At 11:03 AM, on August 9th, the atomic bomb fell on Nagasaki. Takasi was in the university hospital and was buried under debris. He managed to dig himself out and then immediately helped others. Doctor Takashi worked day and night wondering and praying for Midori. He hoped to come across her in the hospital, but she wasn't among them. He wanted to run out and look for her, but he was needed at the hospital desperately. He worked day and night until he collapsed himself. He had leukemia, a few wounds from the explosion that caused blood loss and finally his legs gave way. He woke up on the operating table. His wounds had been dressed and he felt better. Finally, he allowed himself to go out and look for his wife. He did manage to find his house. The only thing he could find from Midori was her skull. Her body had been incinerated. He buried what he could, himself.

He returned to work and eventually went and gathered his children to another home. He had lost everything but his faith and his children. Barely a month after the atomic explosion, Doctor Takashi leukemia worsened. He was given the Last Rites. He fell unconscious and everyone waited his death. But miraculously, after five days in a coma, he recovered. He wasn't completely cured but he grew strong and lived for six more years. He wrote and talked, and taught. He left behind a voluminous amount or writings. In fact, the Bells of Nagasaki got the title from the bells in the Cathedral, and the book is an account of living through the atomic bomb. His works are spiritual chronicles and have been translated into many languages.

He truly did God's work. I hope to meet him someday.
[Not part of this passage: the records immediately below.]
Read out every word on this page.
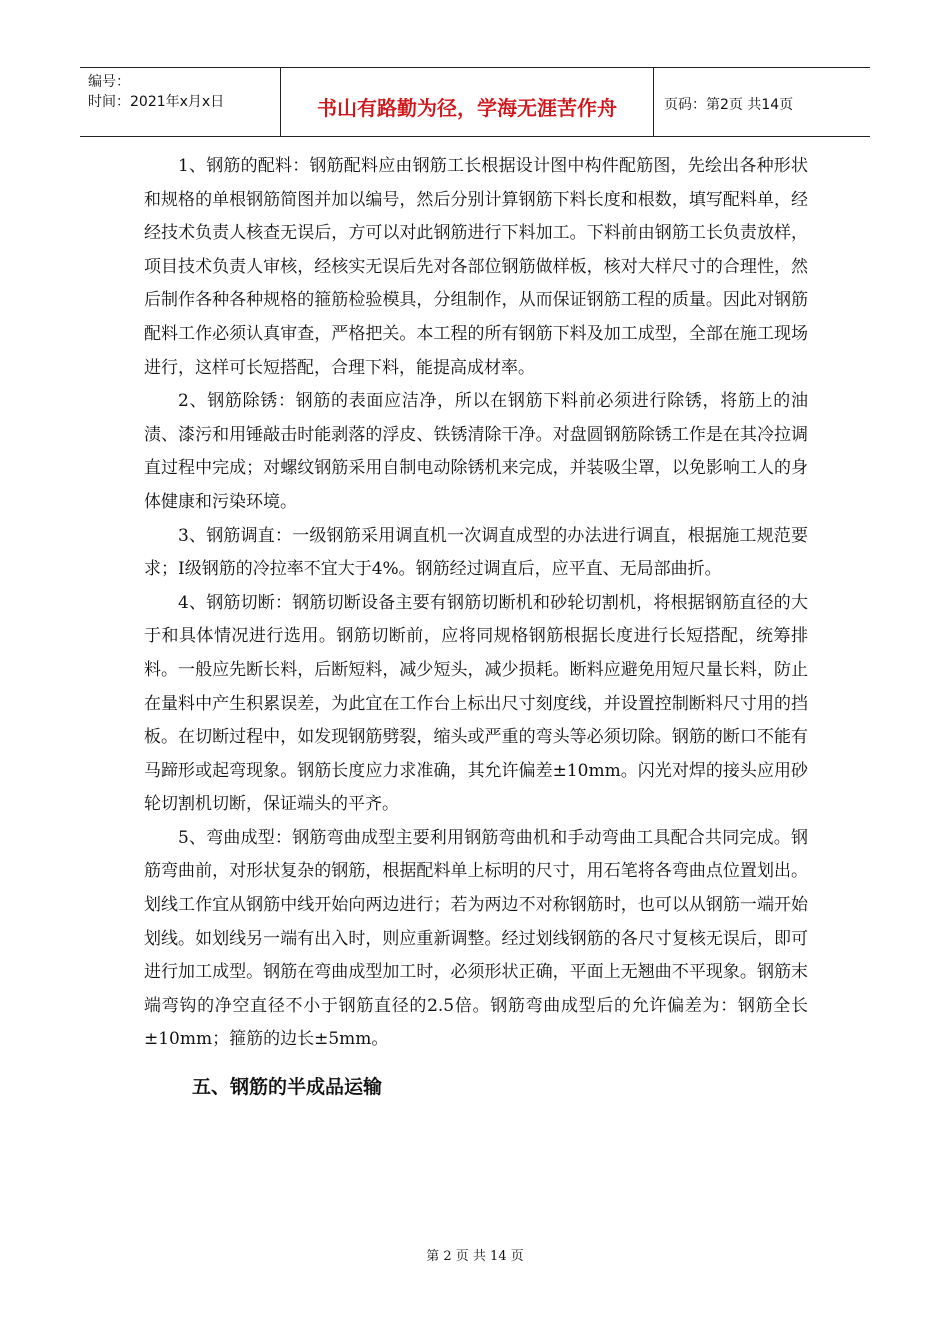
编号：
时间：2021年x月x日	书山有路勤为径，学海无涯苦作舟	页码：第2页 共14页

1、钢筋的配料：钢筋配料应由钢筋工长根据设计图中构件配筋图，先绘出各种形状和规格的单根钢筋简图并加以编号，然后分别计算钢筋下料长度和根数，填写配料单，经经技术负责人核查无误后，方可以对此钢筋进行下料加工。下料前由钢筋工长负责放样，项目技术负责人审核，经核实无误后先对各部位钢筋做样板，核对大样尺寸的合理性，然后制作各种各种规格的箍筋检验模具，分组制作，从而保证钢筋工程的质量。因此对钢筋配料工作必须认真审查，严格把关。本工程的所有钢筋下料及加工成型，全部在施工现场进行，这样可长短搭配，合理下料，能提高成材率。

2、钢筋除锈：钢筋的表面应洁净，所以在钢筋下料前必须进行除锈，将筋上的油渍、漆污和用锤敲击时能剥落的浮皮、铁锈清除干净。对盘圆钢筋除锈工作是在其冷拉调直过程中完成；对螺纹钢筋采用自制电动除锈机来完成，并装吸尘罩，以免影响工人的身体健康和污染环境。

3、钢筋调直：一级钢筋采用调直机一次调直成型的办法进行调直，根据施工规范要求；I级钢筋的冷拉率不宜大于4%。钢筋经过调直后，应平直、无局部曲折。

4、钢筋切断：钢筋切断设备主要有钢筋切断机和砂轮切割机，将根据钢筋直径的大于和具体情况进行选用。钢筋切断前，应将同规格钢筋根据长度进行长短搭配，统筹排料。一般应先断长料，后断短料，减少短头，减少损耗。断料应避免用短尺量长料，防止在量料中产生积累误差，为此宜在工作台上标出尺寸刻度线，并设置控制断料尺寸用的挡板。在切断过程中，如发现钢筋劈裂，缩头或严重的弯头等必须切除。钢筋的断口不能有马蹄形或起弯现象。钢筋长度应力求准确，其允许偏差±10mm。闪光对焊的接头应用砂轮切割机切断，保证端头的平齐。

5、弯曲成型：钢筋弯曲成型主要利用钢筋弯曲机和手动弯曲工具配合共同完成。钢筋弯曲前，对形状复杂的钢筋，根据配料单上标明的尺寸，用石笔将各弯曲点位置划出。划线工作宜从钢筋中线开始向两边进行；若为两边不对称钢筋时，也可以从钢筋一端开始划线。如划线另一端有出入时，则应重新调整。经过划线钢筋的各尺寸复核无误后，即可进行加工成型。钢筋在弯曲成型加工时，必须形状正确，平面上无翘曲不平现象。钢筋末端弯钩的净空直径不小于钢筋直径的2.5倍。钢筋弯曲成型后的允许偏差为：钢筋全长±10mm；箍筋的边长±5mm。

五、钢筋的半成品运输
第 2 页 共 14 页
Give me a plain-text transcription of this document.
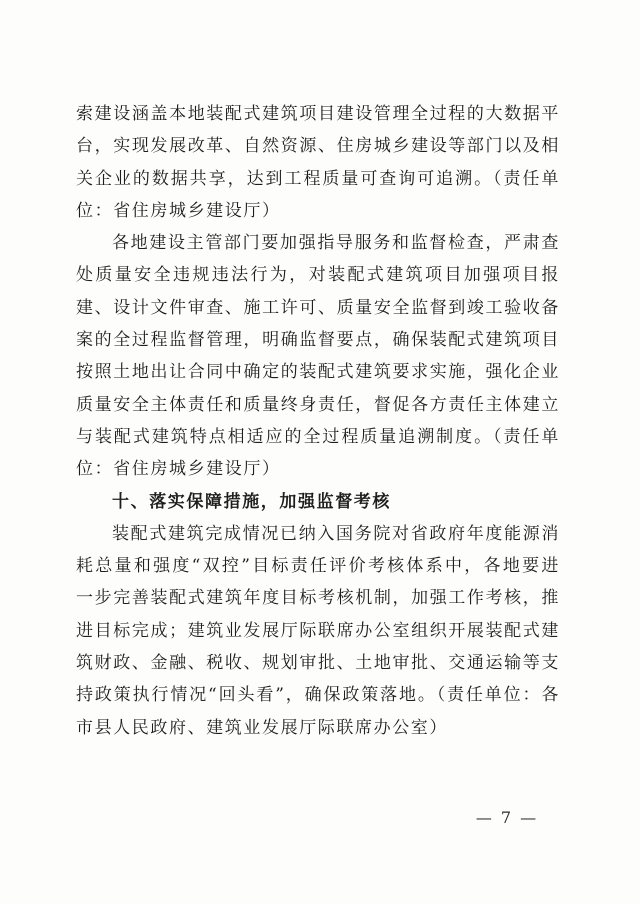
索建设涵盖本地装配式建筑项目建设管理全过程的大数据平台，实现发展改革、自然资源、住房城乡建设等部门以及相关企业的数据共享，达到工程质量可查询可追溯。（责任单位：省住房城乡建设厅）

各地建设主管部门要加强指导服务和监督检查，严肃查处质量安全违规违法行为，对装配式建筑项目加强项目报建、设计文件审查、施工许可、质量安全监督到竣工验收备案的全过程监督管理，明确监督要点，确保装配式建筑项目按照土地出让合同中确定的装配式建筑要求实施，强化企业质量安全主体责任和质量终身责任，督促各方责任主体建立与装配式建筑特点相适应的全过程质量追溯制度。（责任单位：省住房城乡建设厅）

十、落实保障措施，加强监督考核

装配式建筑完成情况已纳入国务院对省政府年度能源消耗总量和强度“双控”目标责任评价考核体系中，各地要进一步完善装配式建筑年度目标考核机制，加强工作考核，推进目标完成；建筑业发展厅际联席办公室组织开展装配式建筑财政、金融、税收、规划审批、土地审批、交通运输等支持政策执行情况“回头看”，确保政策落地。（责任单位：各市县人民政府、建筑业发展厅际联席办公室）

— 7 —
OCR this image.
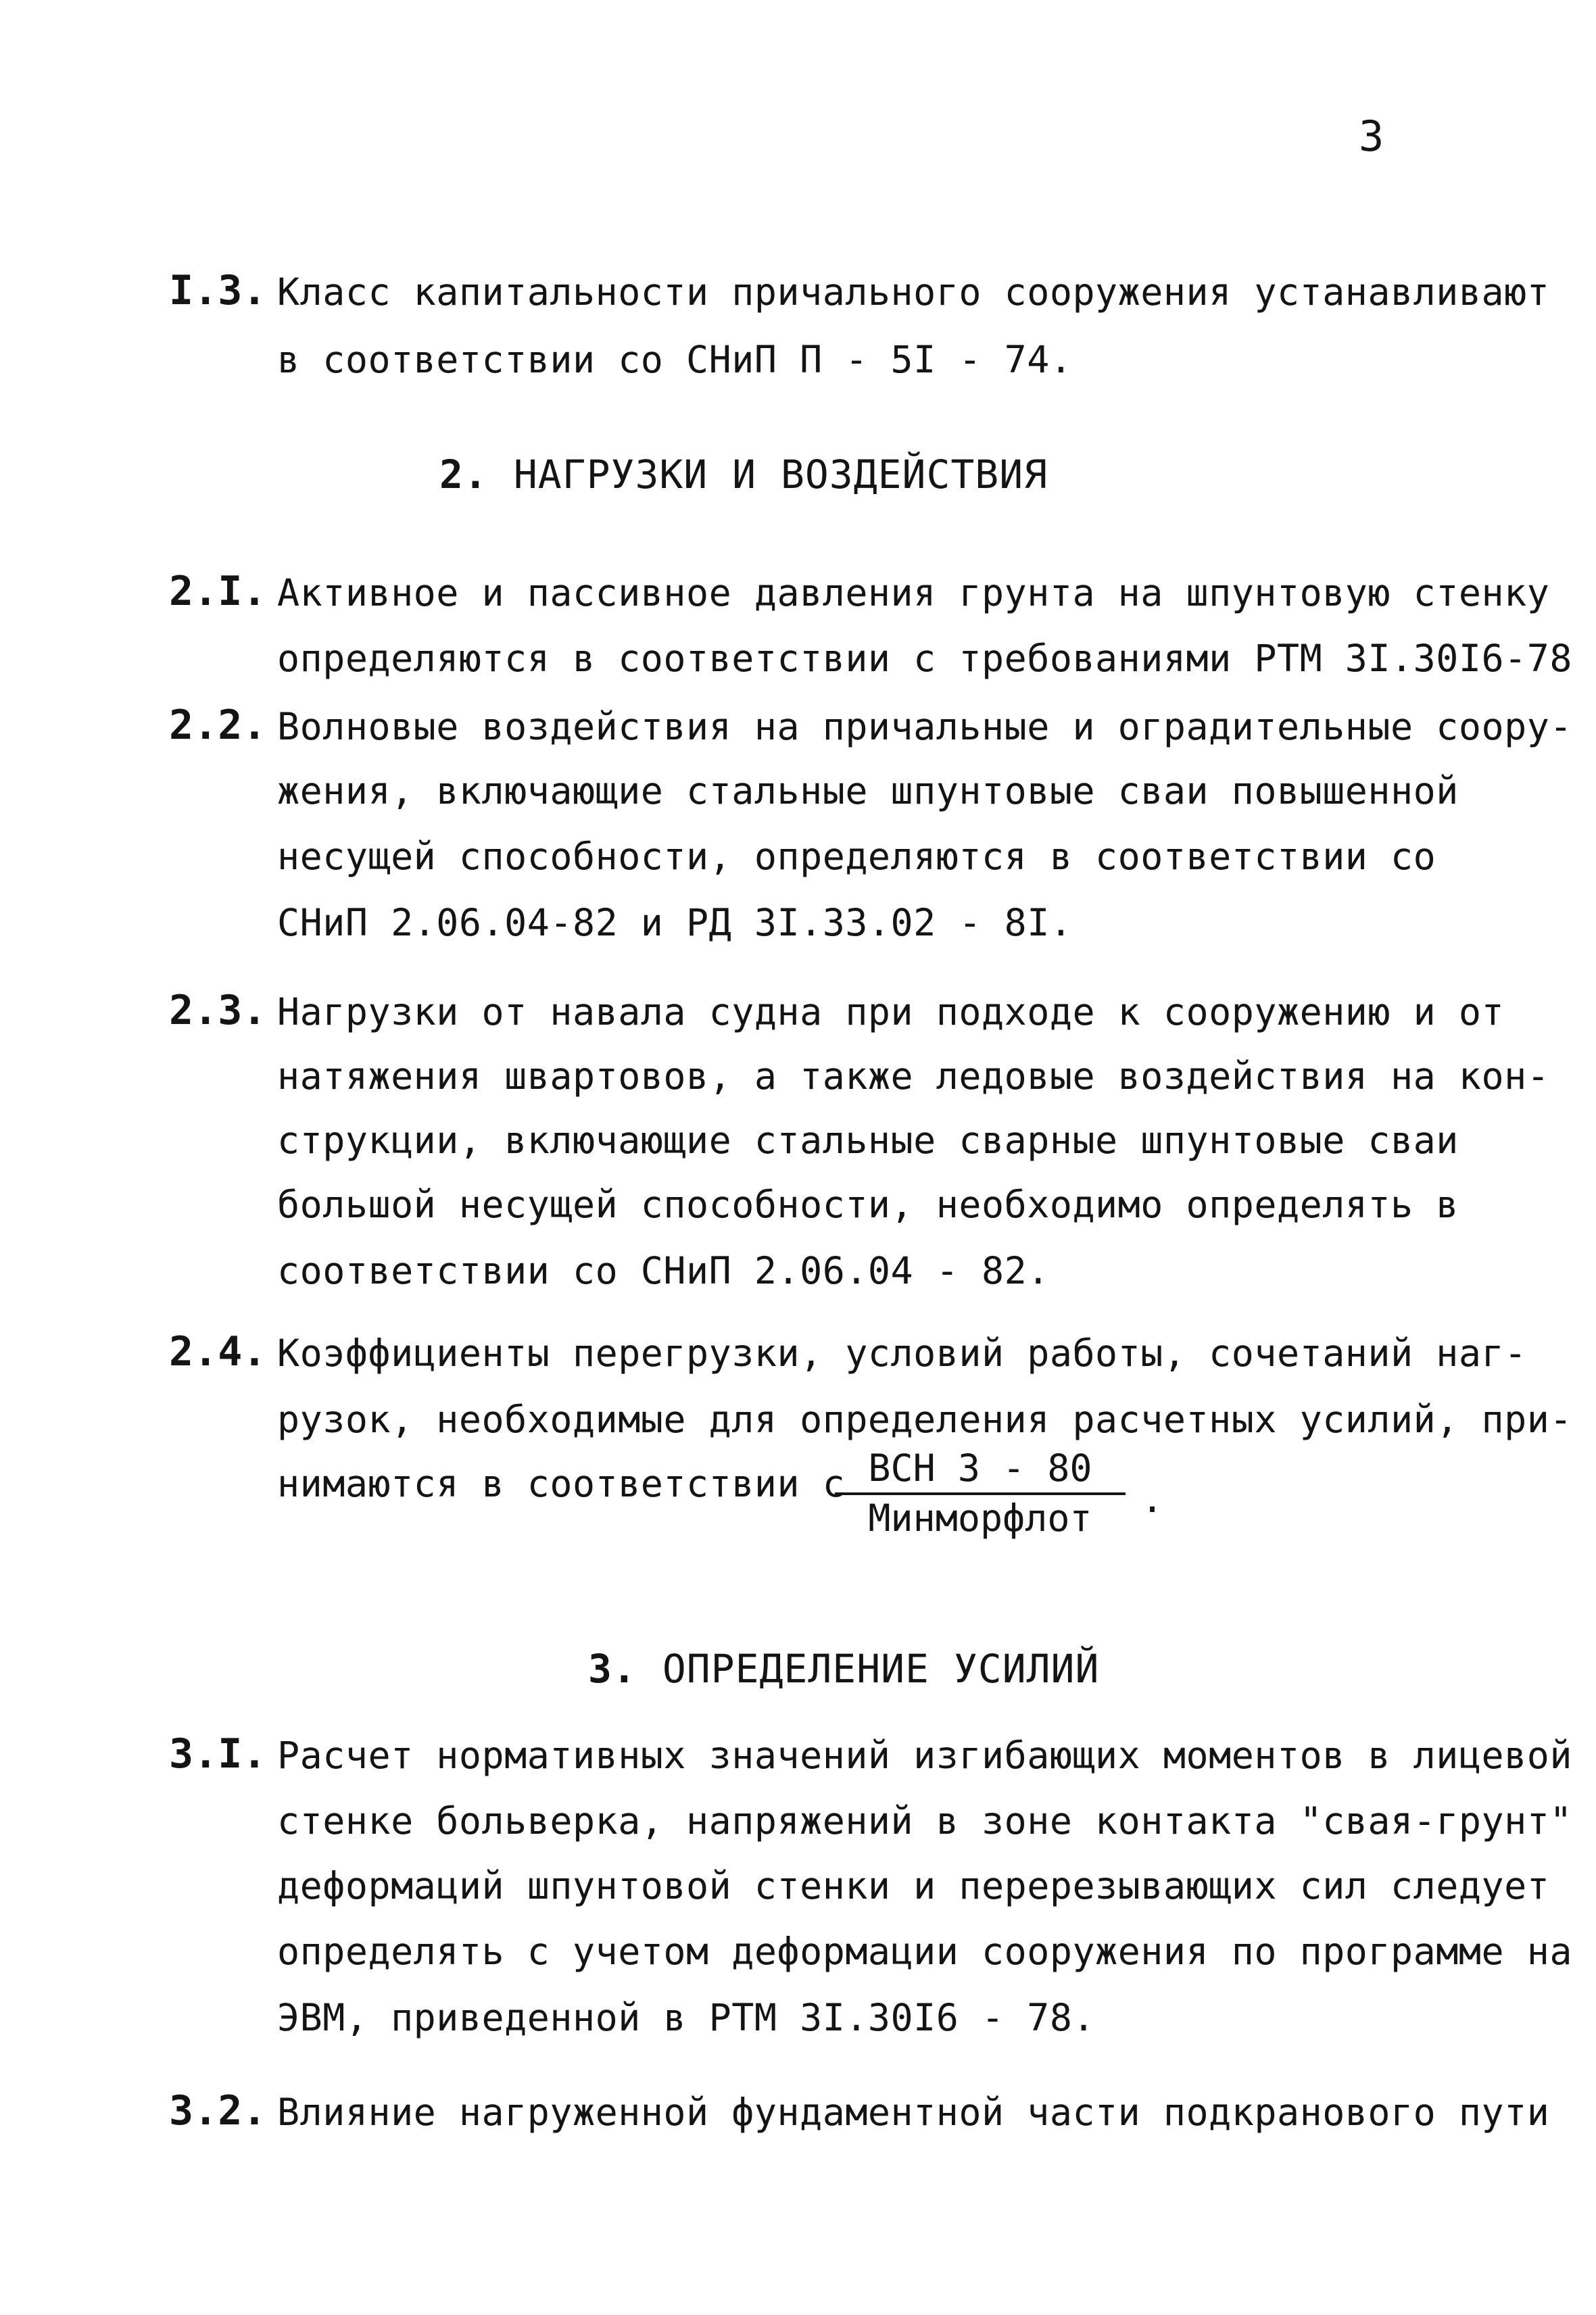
3
I.3. Класс капитальности причального сооружения устанавливают
в соответствии со СНиП П - 5I - 74.
2. НАГРУЗКИ И ВОЗДЕЙСТВИЯ
2.I. Активное и пассивное давления грунта на шпунтовую стенку
определяются в соответствии с требованиями РТМ 3I.30I6-78
2.2. Волновые воздействия на причальные и оградительные соору-
жения, включающие стальные шпунтовые сваи повышенной
несущей способности, определяются в соответствии со
СНиП 2.06.04-82 и РД 3I.33.02 - 8I.
2.3. Нагрузки от навала судна при подходе к сооружению и от
натяжения швартовов, а также ледовые воздействия на кон-
струкции, включающие стальные сварные шпунтовые сваи
большой несущей способности, необходимо определять в
соответствии со СНиП 2.06.04 - 82.
2.4. Коэффициенты перегрузки, условий работы, сочетаний наг-
рузок, необходимые для определения расчетных усилий, при-
нимаются в соответствии с ВСН 3 - 80
Минморфлот	.
3. ОПРЕДЕЛЕНИЕ УСИЛИЙ
3.I. Расчет нормативных значений изгибающих моментов в лицевой
стенке больверка, напряжений в зоне контакта "свая-грунт"
деформаций шпунтовой стенки и перерезывающих сил следует
определять с учетом деформации сооружения по программе на
ЭВМ, приведенной в РТМ 3I.30I6 - 78.
3.2. Влияние нагруженной фундаментной части подкранового пути
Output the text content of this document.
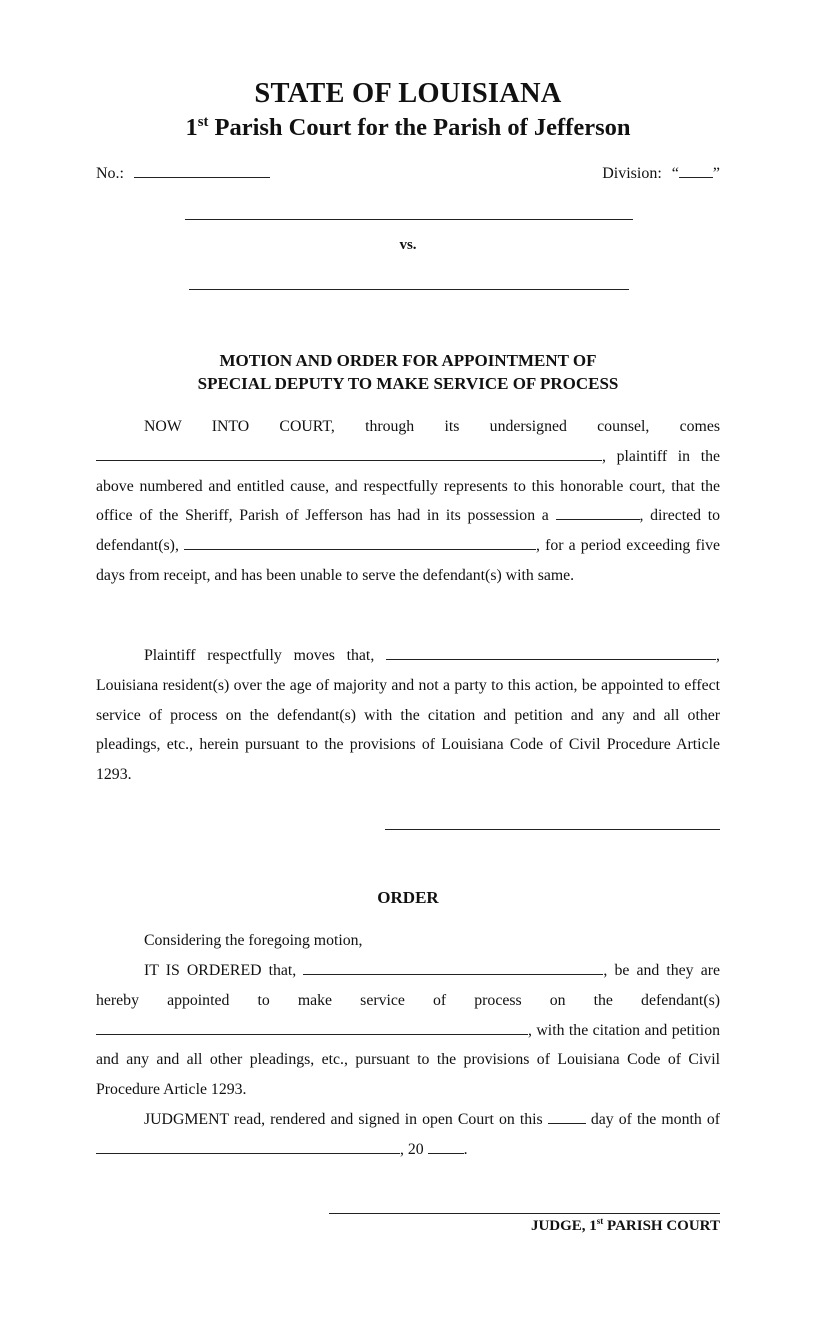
STATE OF LOUISIANA
1st Parish Court for the Parish of Jefferson
No.:	Division: “ ”
vs.
MOTION AND ORDER FOR APPOINTMENT OF
SPECIAL DEPUTY TO MAKE SERVICE OF PROCESS
NOW INTO COURT, through its undersigned counsel, comes , plaintiff in the above numbered and entitled cause, and respectfully represents to this honorable court, that the office of the Sheriff, Parish of Jefferson has had in its possession a	, directed to defendant(s),	, for a period exceeding five days from receipt, and has been unable to serve the defendant(s) with same.
Plaintiff respectfully moves that,	, Louisiana resident(s) over the age of majority and not a party to this action, be appointed to effect service of process on the defendant(s) with the citation and petition and any and all other pleadings, etc., herein pursuant to the provisions of Louisiana Code of Civil Procedure Article 1293.
ORDER
Considering the foregoing motion,
IT IS ORDERED that,	, be and they are hereby appointed to make service of process on the defendant(s) , with the citation and petition and any and all other pleadings, etc., pursuant to the provisions of Louisiana Code of Civil Procedure Article 1293.
JUDGMENT read, rendered and signed in open Court on this	day of the month of , 20	.
JUDGE, 1st PARISH COURT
*h/t Fr. Kevin Kraft, O.P. for his research on well married saints.

1 comment:

Faith said...

Julie has left a new comment on your post "Another Pair of Married Saints":

Thank you for writing this article, and for your deep interest in and appreciation of this holy man. But I must take exception to one thing you wrote (if I understood it correctly): "I like to think that not only did he fall in love with Midori, but also our beautiful Catholic religion." Takashi Nagai was a man of profound spiritual and intellectual integrity, and his struggle before he converted was a long and deep one; furthermore, as a Japanese man in a Shinto-Buddhist society where Christianity was held in deep suspicion, he knew he had much to lose. There is no reason to doubt that his conversion to the Catholic Faith was profound and true. It was certainly not a conversion of convenience just so that he could marry Midori. He lived this Faith in his daily life, and the very last conversation he had with Midori, before the bomb fell, was about how they would celebrate the upcoming Feast of the Assumption, and about going to confession beforehand. And on November 23, 1945, in deep mourning for his wife who died in the blast, when he addressed the gathered remnant of the Catholic population in the burned-out Cathedral of the Assumption, these Catholics on whose neighborhood the bomb had directly fallen, and thinking of the Nuns who had died of terrible burns while singing hymns hours after the bomb fell, he told his fellow Catholics that God had accepted them as an expiatory sacrifice, and urged them to offer their terrible sufferings and losses to Jesus, atoning for the sins of all the nations during WWII.
I most highly recommend Fr. Paul Glynn's biography of Takashi Nagai, A Song for Nagasaki. Again, thank you for writing this article about Takashi Nagai.